Tripura is home to 19 tribal communities, divided by the Tribal Research Institute, Agartala, into ‘aboriginals’ and ‘migrants’. Twelve — the Tripuri, Reang, Jamatia, Noatia, Lusai, Uchai, Chaimal, Halam, Kuki, Garo, Mog and Chakma — are said to be aboriginals; the Bhil, Munda, Orang, Santal, Lepcha, Khasi and Bhutia are said to be migrants. In 1901, Tripura’s population was 1.73 lakh, with tribals making up 52.89%. In 1941, the population had risen to 5.13 lakh, of which 50.09% were tribals. Independence and Partition led to a massive influx from East Pakistan, reducing the tribals to a minority. According to the 2011 Census, tribals were only 31.1% of the state’s 36.74 lakh people. As the tribals have been pushed into a minority, they have felt marginalised, and one section of their leaders have come to believe that a separate state is the only way out of their situation. Armed militant groups like the TNV, NLFT and All Tripura Tiger Force (ATTF), vowing to fight for tribal identity and security, have carried out a series of attacks on non-tribals.

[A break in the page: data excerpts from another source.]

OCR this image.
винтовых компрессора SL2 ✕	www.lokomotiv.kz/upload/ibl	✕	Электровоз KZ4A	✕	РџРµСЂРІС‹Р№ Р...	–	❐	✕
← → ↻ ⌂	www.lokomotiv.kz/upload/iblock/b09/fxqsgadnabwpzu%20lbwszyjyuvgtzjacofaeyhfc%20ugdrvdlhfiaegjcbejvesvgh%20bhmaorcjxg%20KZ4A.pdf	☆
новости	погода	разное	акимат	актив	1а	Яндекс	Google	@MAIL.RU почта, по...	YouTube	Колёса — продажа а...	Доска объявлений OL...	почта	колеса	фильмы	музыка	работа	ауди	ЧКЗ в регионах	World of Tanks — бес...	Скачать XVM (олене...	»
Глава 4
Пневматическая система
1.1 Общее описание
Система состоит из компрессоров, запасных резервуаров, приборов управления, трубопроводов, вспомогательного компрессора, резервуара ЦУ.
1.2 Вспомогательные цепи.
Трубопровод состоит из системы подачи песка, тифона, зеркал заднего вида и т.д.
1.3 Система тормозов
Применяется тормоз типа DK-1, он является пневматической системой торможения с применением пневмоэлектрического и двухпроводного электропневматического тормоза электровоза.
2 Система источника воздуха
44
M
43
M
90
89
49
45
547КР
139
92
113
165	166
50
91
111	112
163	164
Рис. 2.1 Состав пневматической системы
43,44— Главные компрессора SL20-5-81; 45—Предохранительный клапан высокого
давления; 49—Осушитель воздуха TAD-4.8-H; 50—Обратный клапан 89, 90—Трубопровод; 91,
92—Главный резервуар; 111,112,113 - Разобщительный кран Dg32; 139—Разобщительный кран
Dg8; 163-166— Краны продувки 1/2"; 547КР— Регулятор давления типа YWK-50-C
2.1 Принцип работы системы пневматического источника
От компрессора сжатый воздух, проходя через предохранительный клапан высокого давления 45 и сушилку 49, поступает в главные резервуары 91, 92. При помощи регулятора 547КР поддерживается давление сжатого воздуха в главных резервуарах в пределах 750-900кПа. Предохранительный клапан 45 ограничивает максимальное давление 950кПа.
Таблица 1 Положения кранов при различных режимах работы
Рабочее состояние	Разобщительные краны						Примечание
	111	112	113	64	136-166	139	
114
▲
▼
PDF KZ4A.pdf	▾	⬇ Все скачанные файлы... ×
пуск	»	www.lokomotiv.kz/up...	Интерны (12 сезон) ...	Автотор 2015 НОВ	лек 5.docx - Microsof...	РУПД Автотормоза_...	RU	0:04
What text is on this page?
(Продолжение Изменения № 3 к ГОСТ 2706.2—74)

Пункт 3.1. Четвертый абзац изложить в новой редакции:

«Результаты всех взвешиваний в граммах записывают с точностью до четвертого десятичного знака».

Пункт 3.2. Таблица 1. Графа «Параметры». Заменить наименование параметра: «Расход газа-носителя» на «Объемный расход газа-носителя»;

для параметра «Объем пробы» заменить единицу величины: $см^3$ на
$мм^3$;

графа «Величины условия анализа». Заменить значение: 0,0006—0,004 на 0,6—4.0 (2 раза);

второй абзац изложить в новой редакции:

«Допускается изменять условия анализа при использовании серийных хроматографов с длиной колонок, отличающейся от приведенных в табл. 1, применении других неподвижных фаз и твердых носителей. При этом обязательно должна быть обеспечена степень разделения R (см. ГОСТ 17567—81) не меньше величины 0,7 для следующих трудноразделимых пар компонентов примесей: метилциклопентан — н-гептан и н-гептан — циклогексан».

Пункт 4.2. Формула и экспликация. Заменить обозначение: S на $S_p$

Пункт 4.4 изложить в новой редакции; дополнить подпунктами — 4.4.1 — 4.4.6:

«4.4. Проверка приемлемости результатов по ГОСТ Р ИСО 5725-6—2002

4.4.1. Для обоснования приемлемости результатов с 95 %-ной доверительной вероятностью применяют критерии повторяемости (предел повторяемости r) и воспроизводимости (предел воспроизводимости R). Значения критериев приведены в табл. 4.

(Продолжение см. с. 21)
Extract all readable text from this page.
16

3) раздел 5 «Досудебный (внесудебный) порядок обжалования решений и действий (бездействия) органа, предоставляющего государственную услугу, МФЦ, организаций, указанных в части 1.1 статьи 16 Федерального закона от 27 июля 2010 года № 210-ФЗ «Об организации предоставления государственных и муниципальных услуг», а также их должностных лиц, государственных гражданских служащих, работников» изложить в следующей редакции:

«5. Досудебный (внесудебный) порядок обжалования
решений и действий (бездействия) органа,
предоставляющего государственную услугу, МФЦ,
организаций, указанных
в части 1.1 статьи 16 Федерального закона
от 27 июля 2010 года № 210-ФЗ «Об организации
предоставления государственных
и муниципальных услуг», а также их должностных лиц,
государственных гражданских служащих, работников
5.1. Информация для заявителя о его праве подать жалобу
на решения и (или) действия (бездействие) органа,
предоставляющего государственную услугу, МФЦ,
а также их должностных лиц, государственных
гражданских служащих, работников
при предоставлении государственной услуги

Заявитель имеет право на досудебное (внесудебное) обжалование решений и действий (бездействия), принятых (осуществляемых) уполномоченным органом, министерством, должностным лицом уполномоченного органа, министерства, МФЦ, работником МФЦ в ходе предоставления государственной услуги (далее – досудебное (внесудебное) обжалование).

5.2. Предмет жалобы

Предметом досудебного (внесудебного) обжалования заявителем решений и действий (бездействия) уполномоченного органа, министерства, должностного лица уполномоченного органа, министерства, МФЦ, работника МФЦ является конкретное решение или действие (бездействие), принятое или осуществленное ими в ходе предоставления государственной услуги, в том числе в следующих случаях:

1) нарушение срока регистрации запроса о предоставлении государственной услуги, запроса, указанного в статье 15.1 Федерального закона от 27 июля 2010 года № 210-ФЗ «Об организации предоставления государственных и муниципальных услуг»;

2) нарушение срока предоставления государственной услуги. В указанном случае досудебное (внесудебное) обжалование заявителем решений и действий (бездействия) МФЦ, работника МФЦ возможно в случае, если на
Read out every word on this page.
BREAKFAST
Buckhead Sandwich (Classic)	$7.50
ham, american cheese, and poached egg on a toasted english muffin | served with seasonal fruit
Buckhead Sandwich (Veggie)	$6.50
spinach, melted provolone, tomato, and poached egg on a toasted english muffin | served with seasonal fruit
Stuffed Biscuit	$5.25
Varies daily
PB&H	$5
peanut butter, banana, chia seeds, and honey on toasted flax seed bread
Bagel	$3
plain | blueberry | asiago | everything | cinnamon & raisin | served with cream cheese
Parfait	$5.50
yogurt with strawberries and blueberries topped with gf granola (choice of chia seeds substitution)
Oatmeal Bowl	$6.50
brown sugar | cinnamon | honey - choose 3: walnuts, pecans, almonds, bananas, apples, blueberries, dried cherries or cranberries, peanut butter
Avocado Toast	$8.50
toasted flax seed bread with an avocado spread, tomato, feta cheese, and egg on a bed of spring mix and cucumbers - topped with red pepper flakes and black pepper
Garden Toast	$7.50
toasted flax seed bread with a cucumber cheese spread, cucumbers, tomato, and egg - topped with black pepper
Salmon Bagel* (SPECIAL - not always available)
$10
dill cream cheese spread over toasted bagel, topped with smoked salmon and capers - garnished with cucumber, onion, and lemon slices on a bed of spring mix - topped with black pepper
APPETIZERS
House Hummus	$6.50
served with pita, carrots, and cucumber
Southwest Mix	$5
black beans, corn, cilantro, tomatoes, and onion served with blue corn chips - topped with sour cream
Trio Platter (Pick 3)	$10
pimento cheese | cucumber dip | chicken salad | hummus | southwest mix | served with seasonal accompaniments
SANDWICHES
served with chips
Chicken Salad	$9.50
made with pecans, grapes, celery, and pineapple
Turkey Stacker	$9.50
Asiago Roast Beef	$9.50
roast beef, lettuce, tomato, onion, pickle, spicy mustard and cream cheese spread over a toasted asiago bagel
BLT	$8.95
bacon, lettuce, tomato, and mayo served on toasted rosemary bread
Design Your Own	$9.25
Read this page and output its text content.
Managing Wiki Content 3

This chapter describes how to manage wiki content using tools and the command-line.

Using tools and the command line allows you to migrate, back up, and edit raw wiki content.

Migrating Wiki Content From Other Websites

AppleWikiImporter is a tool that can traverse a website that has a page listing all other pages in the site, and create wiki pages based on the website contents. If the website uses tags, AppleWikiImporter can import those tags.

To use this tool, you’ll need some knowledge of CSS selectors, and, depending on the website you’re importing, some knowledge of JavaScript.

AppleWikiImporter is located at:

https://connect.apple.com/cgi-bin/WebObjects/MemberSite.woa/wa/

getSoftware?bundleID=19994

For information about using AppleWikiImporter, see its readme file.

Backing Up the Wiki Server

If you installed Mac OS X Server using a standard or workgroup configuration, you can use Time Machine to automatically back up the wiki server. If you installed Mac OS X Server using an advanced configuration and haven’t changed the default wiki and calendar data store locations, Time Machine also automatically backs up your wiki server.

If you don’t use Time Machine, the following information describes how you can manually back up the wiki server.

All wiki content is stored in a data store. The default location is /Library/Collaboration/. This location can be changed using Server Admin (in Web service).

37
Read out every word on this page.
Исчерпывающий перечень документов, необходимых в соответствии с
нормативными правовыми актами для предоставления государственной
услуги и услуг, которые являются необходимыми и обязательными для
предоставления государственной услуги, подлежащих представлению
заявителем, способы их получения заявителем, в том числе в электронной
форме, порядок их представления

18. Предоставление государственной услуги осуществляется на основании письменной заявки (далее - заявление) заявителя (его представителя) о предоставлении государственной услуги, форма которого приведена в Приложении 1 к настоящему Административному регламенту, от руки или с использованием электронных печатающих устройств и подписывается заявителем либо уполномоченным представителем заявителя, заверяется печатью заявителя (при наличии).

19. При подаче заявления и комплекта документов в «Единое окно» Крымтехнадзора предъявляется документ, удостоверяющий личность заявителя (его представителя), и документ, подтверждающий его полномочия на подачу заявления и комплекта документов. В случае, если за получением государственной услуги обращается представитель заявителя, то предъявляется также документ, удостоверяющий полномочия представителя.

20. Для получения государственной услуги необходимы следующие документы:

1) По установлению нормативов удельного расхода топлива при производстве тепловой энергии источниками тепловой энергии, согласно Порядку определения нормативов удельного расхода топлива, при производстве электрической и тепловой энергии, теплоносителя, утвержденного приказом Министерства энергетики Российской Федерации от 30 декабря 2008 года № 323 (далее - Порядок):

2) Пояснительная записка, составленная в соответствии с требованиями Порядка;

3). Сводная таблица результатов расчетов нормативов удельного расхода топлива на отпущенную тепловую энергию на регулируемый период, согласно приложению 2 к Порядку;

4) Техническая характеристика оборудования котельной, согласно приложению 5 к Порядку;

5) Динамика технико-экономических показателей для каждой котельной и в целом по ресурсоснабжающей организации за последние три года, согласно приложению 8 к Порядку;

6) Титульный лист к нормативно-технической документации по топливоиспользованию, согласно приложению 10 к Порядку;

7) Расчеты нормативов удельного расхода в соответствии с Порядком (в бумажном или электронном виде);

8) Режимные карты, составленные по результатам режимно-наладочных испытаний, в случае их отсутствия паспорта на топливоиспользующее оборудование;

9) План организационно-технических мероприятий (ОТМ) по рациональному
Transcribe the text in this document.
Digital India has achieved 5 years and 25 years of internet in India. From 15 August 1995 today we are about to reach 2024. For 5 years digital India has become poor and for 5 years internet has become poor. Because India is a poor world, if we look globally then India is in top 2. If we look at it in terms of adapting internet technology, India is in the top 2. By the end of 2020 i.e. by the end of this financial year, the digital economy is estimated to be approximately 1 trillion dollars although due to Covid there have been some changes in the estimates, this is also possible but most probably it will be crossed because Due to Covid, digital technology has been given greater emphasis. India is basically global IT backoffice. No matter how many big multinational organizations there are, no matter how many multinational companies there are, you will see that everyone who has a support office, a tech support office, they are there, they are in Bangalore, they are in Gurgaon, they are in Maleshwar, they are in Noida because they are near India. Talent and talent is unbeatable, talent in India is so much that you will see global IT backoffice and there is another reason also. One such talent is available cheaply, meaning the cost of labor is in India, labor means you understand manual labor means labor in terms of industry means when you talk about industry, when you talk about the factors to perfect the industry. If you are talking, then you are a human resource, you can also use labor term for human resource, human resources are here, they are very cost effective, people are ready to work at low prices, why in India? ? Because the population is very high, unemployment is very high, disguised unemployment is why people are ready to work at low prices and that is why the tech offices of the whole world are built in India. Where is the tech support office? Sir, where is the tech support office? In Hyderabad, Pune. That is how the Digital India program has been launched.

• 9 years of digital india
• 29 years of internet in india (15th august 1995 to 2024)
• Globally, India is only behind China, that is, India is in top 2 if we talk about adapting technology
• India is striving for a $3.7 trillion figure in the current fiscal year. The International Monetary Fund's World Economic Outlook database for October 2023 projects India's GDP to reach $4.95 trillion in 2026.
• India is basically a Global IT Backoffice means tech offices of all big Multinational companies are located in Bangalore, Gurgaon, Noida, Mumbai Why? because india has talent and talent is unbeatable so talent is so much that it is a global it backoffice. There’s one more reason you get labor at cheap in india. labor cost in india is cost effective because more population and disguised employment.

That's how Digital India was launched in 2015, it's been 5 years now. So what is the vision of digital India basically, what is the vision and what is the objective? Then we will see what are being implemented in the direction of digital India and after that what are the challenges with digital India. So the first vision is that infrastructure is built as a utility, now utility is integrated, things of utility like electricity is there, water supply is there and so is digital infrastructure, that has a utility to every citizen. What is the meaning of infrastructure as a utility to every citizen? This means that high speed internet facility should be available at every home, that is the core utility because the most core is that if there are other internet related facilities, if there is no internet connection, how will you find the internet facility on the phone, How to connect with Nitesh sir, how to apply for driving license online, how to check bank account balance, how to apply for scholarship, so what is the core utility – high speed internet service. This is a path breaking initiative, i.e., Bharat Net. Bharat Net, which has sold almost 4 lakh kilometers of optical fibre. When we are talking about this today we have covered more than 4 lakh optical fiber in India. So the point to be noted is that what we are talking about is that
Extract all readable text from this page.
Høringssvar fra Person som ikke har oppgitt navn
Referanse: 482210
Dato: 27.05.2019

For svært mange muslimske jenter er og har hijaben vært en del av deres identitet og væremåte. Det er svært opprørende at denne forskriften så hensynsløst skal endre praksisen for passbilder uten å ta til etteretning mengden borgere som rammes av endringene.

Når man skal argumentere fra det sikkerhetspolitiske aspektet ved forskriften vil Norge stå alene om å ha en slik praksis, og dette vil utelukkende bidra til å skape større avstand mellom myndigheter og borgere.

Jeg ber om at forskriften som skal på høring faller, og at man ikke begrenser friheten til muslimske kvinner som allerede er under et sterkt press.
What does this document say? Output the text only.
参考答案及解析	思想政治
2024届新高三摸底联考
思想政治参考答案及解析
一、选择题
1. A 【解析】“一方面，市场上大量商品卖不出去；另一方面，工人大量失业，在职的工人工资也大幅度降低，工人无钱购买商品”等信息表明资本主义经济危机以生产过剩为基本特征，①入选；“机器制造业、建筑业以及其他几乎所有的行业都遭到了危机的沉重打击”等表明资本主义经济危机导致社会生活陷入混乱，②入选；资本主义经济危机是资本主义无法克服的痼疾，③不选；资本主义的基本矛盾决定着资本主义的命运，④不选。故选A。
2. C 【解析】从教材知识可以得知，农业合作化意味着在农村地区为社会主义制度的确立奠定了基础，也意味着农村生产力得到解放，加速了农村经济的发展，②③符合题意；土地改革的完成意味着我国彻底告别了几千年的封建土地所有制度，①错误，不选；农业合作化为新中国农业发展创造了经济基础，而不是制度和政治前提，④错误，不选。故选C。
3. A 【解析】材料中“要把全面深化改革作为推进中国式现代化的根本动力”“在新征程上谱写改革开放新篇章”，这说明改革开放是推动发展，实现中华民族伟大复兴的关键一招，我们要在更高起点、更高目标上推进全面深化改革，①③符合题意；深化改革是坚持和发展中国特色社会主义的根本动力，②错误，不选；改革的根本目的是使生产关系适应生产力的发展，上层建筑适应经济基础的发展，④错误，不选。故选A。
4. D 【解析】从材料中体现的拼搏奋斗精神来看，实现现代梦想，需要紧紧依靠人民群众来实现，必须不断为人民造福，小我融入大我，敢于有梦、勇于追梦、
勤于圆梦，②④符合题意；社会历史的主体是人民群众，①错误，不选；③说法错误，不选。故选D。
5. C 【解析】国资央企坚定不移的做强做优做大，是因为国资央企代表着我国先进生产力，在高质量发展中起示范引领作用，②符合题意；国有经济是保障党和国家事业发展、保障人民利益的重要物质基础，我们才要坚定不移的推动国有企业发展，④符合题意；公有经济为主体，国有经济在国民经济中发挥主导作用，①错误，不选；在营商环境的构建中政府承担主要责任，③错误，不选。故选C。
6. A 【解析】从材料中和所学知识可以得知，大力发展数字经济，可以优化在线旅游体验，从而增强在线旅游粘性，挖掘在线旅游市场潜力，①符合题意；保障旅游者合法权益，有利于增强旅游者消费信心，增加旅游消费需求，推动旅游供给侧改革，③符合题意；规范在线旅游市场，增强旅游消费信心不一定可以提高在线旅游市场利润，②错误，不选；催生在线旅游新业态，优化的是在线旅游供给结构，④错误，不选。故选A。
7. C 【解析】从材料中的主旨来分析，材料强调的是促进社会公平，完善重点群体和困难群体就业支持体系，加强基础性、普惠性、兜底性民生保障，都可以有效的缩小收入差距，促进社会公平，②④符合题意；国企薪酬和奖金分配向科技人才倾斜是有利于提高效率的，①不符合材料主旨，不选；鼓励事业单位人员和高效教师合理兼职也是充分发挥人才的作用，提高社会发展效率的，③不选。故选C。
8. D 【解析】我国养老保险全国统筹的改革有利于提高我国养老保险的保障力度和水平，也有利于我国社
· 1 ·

Another section — including tribal and non-tribals — saw autonomy under the provisions of the Constitution as the best way to protect the interests of tribal communities. The Tripura Tribal Areas Autonomous District Council (TTAADC) was created, first under the Seventh Schedule of the Constitution in 1979 and then, under the Sixth Schedule in 1984. The TTAADC provides for self-governance for the tribal peoples, as well as internal autonomy, thereby protecting tribal social, economic and cultural interests.
How did the current agitation begin?
The IPFT launched its first movement for Twipraland in 2013, and revived its demand this month by beginning a blockade of railways and highways from July 11. Landlocked Tripura, which is bound by Bangladesh on three sides, is connected to the rest of India only by National Highway 8 and one railway line. Hundreds of trucks carrying essentials like foodgrains and petroleum products have been stranded on the Assam-Tripura border, and Northeast Frontier Railway has cancelled all trains to and from the state.
While the IPFT alleges that indigenous tribal communities have not received any significant development benefits under 19 years of Left rule, the CPI(M) sees a BJP hand in the agitation. It points out that IPFT leaders had met Jitendra Singh, union Minister for Development of Northeastern Region (DoNER) and Minister in the PMO, in May, following which the agitation began. Elections to the Tripura Assembly are due in another six months, and the BJP hopes to expand its footprint in the Northeast.